In [None]:
#https://www.codexa.net/kaggle-mercari-price-suggestion-challenge/
#https://www.kaggle.com/c/mercari-price-suggestion-challenge

In [None]:
import numpy as np
import pandas as pd
from sklearn.ensemble import RandomForestRegressor, RandomForestClassifier
from sklearn import metrics
from sklearn.model_selection import train_test_split

from IPython.display import display
pd.set_option('display.float_format', lambda x:'%.5f' % x)

In [None]:
#解凍の仕方は別で検索

#データタイプを指定
types_dict_train = {'train_id':'int64', 'item_condition_id':'int8', 'price':'float64', 'shipping':'int8'}
types_dict_test = {'test_id':'int64', 'item_condition_id':'int8', 'shipping':'int8'}
#tsvファイルからPandas DataFrameへ読み込み
train = pd.read_csv('train.tsv', delimiter='\t', low_memory=True, dtype=types_dict_train)
test = pd.read_csv('test.tsv', delimiter='\t', low_memory=True, dtype=types_dict_test)

In [None]:
#trainとtestの確認&要素の確認
train.head()
test.head()
#サイズを確認
train.shape
test.shape

In [None]:
#表示関数
def display_all(df):
    with pd.option_context("display.max_rows", 1000):
        with pd.option_context("display.max_columns", 1000):
            display(df)

#trainの基本統計量を表示
display_all(train.describe(include='all').transpose())

In [None]:
#カテゴリ名、商品説明、投稿タイトル、ブランド名のデータタイプを「category」へ変換
train.category_name = train.category_name.astype('category')
train.item_description = train.item_description.astype('category')
train.name = train.name.astype('category')
train.brand_name = train.brand_name.astype('category')

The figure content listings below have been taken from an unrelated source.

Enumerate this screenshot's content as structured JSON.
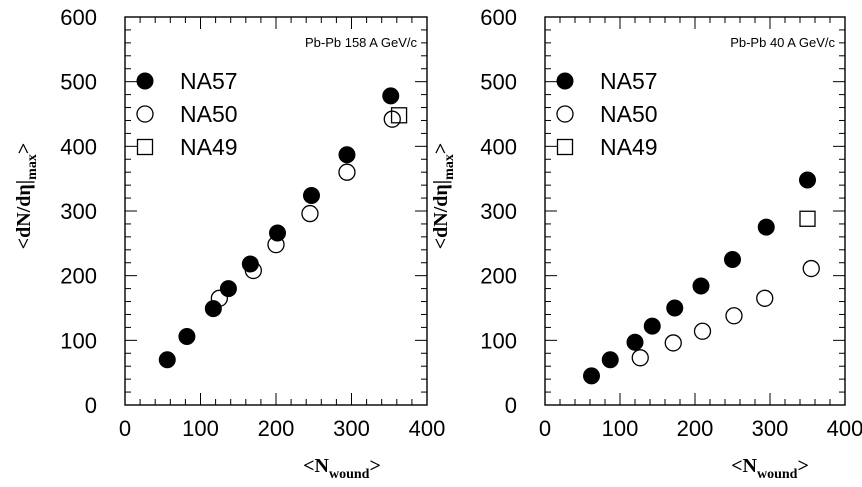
{
  "chart_data": [
    {
      "type": "scatter",
      "annotation": "Pb-Pb 158 A GeV/c",
      "xlabel": {
        "main": "<N",
        "sub": "wound",
        "close": ">"
      },
      "ylabel": {
        "main": "<dN/dη|",
        "sub": "max",
        "close": ">"
      },
      "xlim": [
        0,
        400
      ],
      "ylim": [
        0,
        600
      ],
      "xticks": [
        "0",
        "100",
        "200",
        "300",
        "400"
      ],
      "yticks": [
        "0",
        "100",
        "200",
        "300",
        "400",
        "500",
        "600"
      ],
      "legend_position": "upper-left",
      "series": [
        {
          "name": "NA57",
          "marker": "filled-circle",
          "points": [
            [
              56,
              70
            ],
            [
              82,
              106
            ],
            [
              117,
              149
            ],
            [
              137,
              180
            ],
            [
              166,
              218
            ],
            [
              202,
              266
            ],
            [
              247,
              324
            ],
            [
              294,
              387
            ],
            [
              352,
              478
            ]
          ]
        },
        {
          "name": "NA50",
          "marker": "open-circle",
          "points": [
            [
              125,
              165
            ],
            [
              170,
              208
            ],
            [
              200,
              248
            ],
            [
              245,
              296
            ],
            [
              294,
              360
            ],
            [
              354,
              442
            ]
          ]
        },
        {
          "name": "NA49",
          "marker": "open-square",
          "points": [
            [
              363,
              448
            ]
          ]
        }
      ]
    },
    {
      "type": "scatter",
      "annotation": "Pb-Pb 40 A GeV/c",
      "xlabel": {
        "main": "<N",
        "sub": "wound",
        "close": ">"
      },
      "ylabel": {
        "main": "<dN/dη|",
        "sub": "max",
        "close": ">"
      },
      "xlim": [
        0,
        400
      ],
      "ylim": [
        0,
        600
      ],
      "xticks": [
        "0",
        "100",
        "200",
        "300",
        "400"
      ],
      "yticks": [
        "0",
        "100",
        "200",
        "300",
        "400",
        "500",
        "600"
      ],
      "legend_position": "upper-left",
      "series": [
        {
          "name": "NA57",
          "marker": "filled-circle",
          "points": [
            [
              62,
              45
            ],
            [
              87,
              70
            ],
            [
              120,
              97
            ],
            [
              143,
              122
            ],
            [
              173,
              150
            ],
            [
              208,
              184
            ],
            [
              250,
              225
            ],
            [
              295,
              275
            ],
            [
              350,
              348
            ]
          ]
        },
        {
          "name": "NA50",
          "marker": "open-circle",
          "points": [
            [
              127,
              73
            ],
            [
              171,
              96
            ],
            [
              210,
              114
            ],
            [
              252,
              138
            ],
            [
              293,
              165
            ],
            [
              355,
              211
            ]
          ]
        },
        {
          "name": "NA49",
          "marker": "open-square",
          "points": [
            [
              350,
              288
            ]
          ]
        }
      ]
    }
  ]
}
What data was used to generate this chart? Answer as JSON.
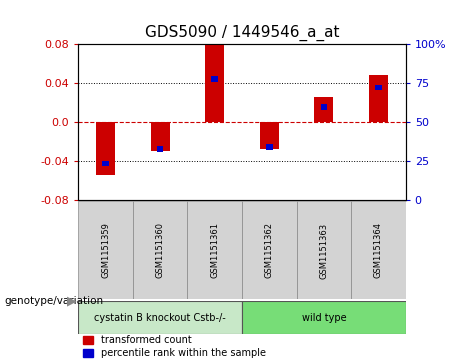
{
  "title": "GDS5090 / 1449546_a_at",
  "samples": [
    "GSM1151359",
    "GSM1151360",
    "GSM1151361",
    "GSM1151362",
    "GSM1151363",
    "GSM1151364"
  ],
  "red_values": [
    -0.055,
    -0.03,
    0.079,
    -0.028,
    0.025,
    0.048
  ],
  "blue_values": [
    -0.043,
    -0.028,
    0.044,
    -0.026,
    0.015,
    0.035
  ],
  "ylim": [
    -0.08,
    0.08
  ],
  "yticks_left": [
    -0.08,
    -0.04,
    0.0,
    0.04,
    0.08
  ],
  "yticks_right": [
    0,
    25,
    50,
    75,
    100
  ],
  "bar_color_red": "#cc0000",
  "bar_color_blue": "#0000cc",
  "bar_width": 0.35,
  "blue_bar_width": 0.12,
  "grid_color": "#000000",
  "zero_line_color": "#cc0000",
  "bg_color": "#ffffff",
  "plot_bg": "#ffffff",
  "title_fontsize": 11,
  "tick_fontsize": 8,
  "legend_label_red": "transformed count",
  "legend_label_blue": "percentile rank within the sample",
  "genotype_label": "genotype/variation",
  "group1_label": "cystatin B knockout Cstb-/-",
  "group2_label": "wild type",
  "left_tick_color": "#cc0000",
  "right_tick_color": "#0000cc",
  "sample_box_color": "#d3d3d3",
  "group1_color": "#c8e8c8",
  "group2_color": "#77dd77"
}
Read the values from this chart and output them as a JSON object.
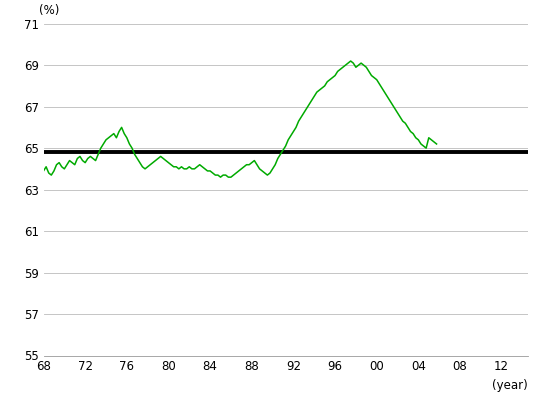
{
  "title": "(%)",
  "xlabel": "(year)",
  "xlim": [
    1968,
    2014.5
  ],
  "ylim": [
    55,
    71
  ],
  "yticks": [
    55,
    57,
    59,
    61,
    63,
    65,
    67,
    69,
    71
  ],
  "xticks": [
    1968,
    1972,
    1976,
    1980,
    1984,
    1988,
    1992,
    1996,
    2000,
    2004,
    2008,
    2012
  ],
  "xticklabels": [
    "68",
    "72",
    "76",
    "80",
    "84",
    "88",
    "92",
    "96",
    "00",
    "04",
    "08",
    "12"
  ],
  "mean_line": 64.82,
  "line_color": "#00aa00",
  "mean_color": "#000000",
  "background_color": "#ffffff",
  "grid_color": "#bbbbbb",
  "start_year": 1968,
  "quarter_step": 0.25,
  "quarterly_data": [
    63.9,
    64.1,
    63.8,
    63.7,
    63.9,
    64.2,
    64.3,
    64.1,
    64.0,
    64.2,
    64.4,
    64.3,
    64.2,
    64.5,
    64.6,
    64.4,
    64.3,
    64.5,
    64.6,
    64.5,
    64.4,
    64.7,
    65.0,
    65.2,
    65.4,
    65.5,
    65.6,
    65.7,
    65.5,
    65.8,
    66.0,
    65.7,
    65.5,
    65.2,
    65.0,
    64.7,
    64.5,
    64.3,
    64.1,
    64.0,
    64.1,
    64.2,
    64.3,
    64.4,
    64.5,
    64.6,
    64.5,
    64.4,
    64.3,
    64.2,
    64.1,
    64.1,
    64.0,
    64.1,
    64.0,
    64.0,
    64.1,
    64.0,
    64.0,
    64.1,
    64.2,
    64.1,
    64.0,
    63.9,
    63.9,
    63.8,
    63.7,
    63.7,
    63.6,
    63.7,
    63.7,
    63.6,
    63.6,
    63.7,
    63.8,
    63.9,
    64.0,
    64.1,
    64.2,
    64.2,
    64.3,
    64.4,
    64.2,
    64.0,
    63.9,
    63.8,
    63.7,
    63.8,
    64.0,
    64.2,
    64.5,
    64.7,
    64.9,
    65.1,
    65.4,
    65.6,
    65.8,
    66.0,
    66.3,
    66.5,
    66.7,
    66.9,
    67.1,
    67.3,
    67.5,
    67.7,
    67.8,
    67.9,
    68.0,
    68.2,
    68.3,
    68.4,
    68.5,
    68.7,
    68.8,
    68.9,
    69.0,
    69.1,
    69.2,
    69.1,
    68.9,
    69.0,
    69.1,
    69.0,
    68.9,
    68.7,
    68.5,
    68.4,
    68.3,
    68.1,
    67.9,
    67.7,
    67.5,
    67.3,
    67.1,
    66.9,
    66.7,
    66.5,
    66.3,
    66.2,
    66.0,
    65.8,
    65.7,
    65.5,
    65.4,
    65.2,
    65.1,
    65.0,
    65.5,
    65.4,
    65.3,
    65.2
  ]
}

test.category_name = test.category_name.astype('category')
test.item_description = test.item_description.astype('category')
test.name = test.name.astype('category')
test.brand_name = test.brand_name.astype('category')
 
#データ形式の確認
train.dtypes
test.dtypes

In [None]:
#ユニークな値の確認
train.apply(lambda x: x.nunique())

test.apply(lambda x: x.nunique())

In [None]:
#欠損データの個数と割合
train.isnull().sum()
train.isnull().sum()/train.shape[0]

test.isnull().sum()
test.isnull().sum()/test.shape[0]

In [None]:
#ここから事前処理

#trainとtestのデータを連結させる
#連結させたDataFrameの文字列のデータ形式を「cateogry」へ変換
#文字列を数値へ値を変換
#訓練用データの「price」をnp.log()で処理
#ランダムフォレスト用にxとy（ターゲット）で分ける

In [None]:
#idを変更
train = train.rename(columns = {'train_id':'id'})
test = test.rename(columns = {'test_id':'id'})
 
#TrainとTestを戻せるようコラム追加
train['is_train'] = 1
test['is_train'] = 0
 
#連結(Priceは除く)
train_test_combine = pd.concat([train.drop(['price'], axis=1),test],axis=0)
 
#確認
train_test_combine.head()
train_test_combine.shape

In [None]:
#文字列のデータタイプを「category」へ変換
#結合したものは別個で変換する必要がある
train_test_combine.category_name = train_test_combine.category_name.astype('category')
train_test_combine.item_description = train_test_combine.item_description.astype('category')
train_test_combine.name = train_test_combine.name.astype('category')
train_test_combine.brand_name = train_test_combine.brand_name.astype('category')
 
#文字列を数値へ変換する
#.cat.codesで数値変換ができる
train_test_combine.name = train_test_combine.name.cat.codes
train_test_combine.category_name = train_test_combine.category_name.cat.codes
train_test_combine.brand_name = train_test_combine.brand_name.cat.codes
train_test_combine.item_description = train_test_combine.item_description.cat.codes
 
#確認
train_test_combine.head()
train_test_combine.dtypes

In [None]:
#testとtrainを分割する
df_test = train_test_combine.loc[train_test_combine['is_train'] == 0]
df_train = train_test_combine.loc[train_test_combine['is_train'] == 1]
 
#判別用に作ったコラムを削除
df_test = df_test.drop(['is_train'], axis=1)
df_train = df_train.drop(['is_train'], axis=1)
 
#確認
df_test.shape
df_train.shape

In [None]:
#Priceを戻す
df_train['price'] = train.price
 
#正規化
df_train['price'] = df_train['price'].apply(lambda x: np.log(x) if x>0 else x)
 
#確認
df_train.head()

In [None]:
# x ＝ price以外の全ての値、y = price（ターゲット）で切り分ける
x_train = df_train.drop(['price'], axis=1)
y_train = df_train.price

# モデルの作成
m = RandomForestRegressor(n_jobs=-1, min_samples_leaf=5, n_estimators=200)
m.fit(x_train, y_train)
 
# スコアを表示
m.score(x_train, y_train)

In [None]:
#予測する
preds = m.predict(df_test)
 
#正規化を元に戻す
np.exp(preds)
 
#Numpy配列からpandasシリーズへ変換
preds = pd.Series(np.exp(preds))
 
#IDと予測値を連結
submit = pd.concat([df_test.id, preds], axis=1)
 
#メルカリの提出指定の名前をつける
submit.columns = ['test_id', 'price']
 
#CSVへ書き出し
submit.to_csv('submit_rf_base.csv', index=False)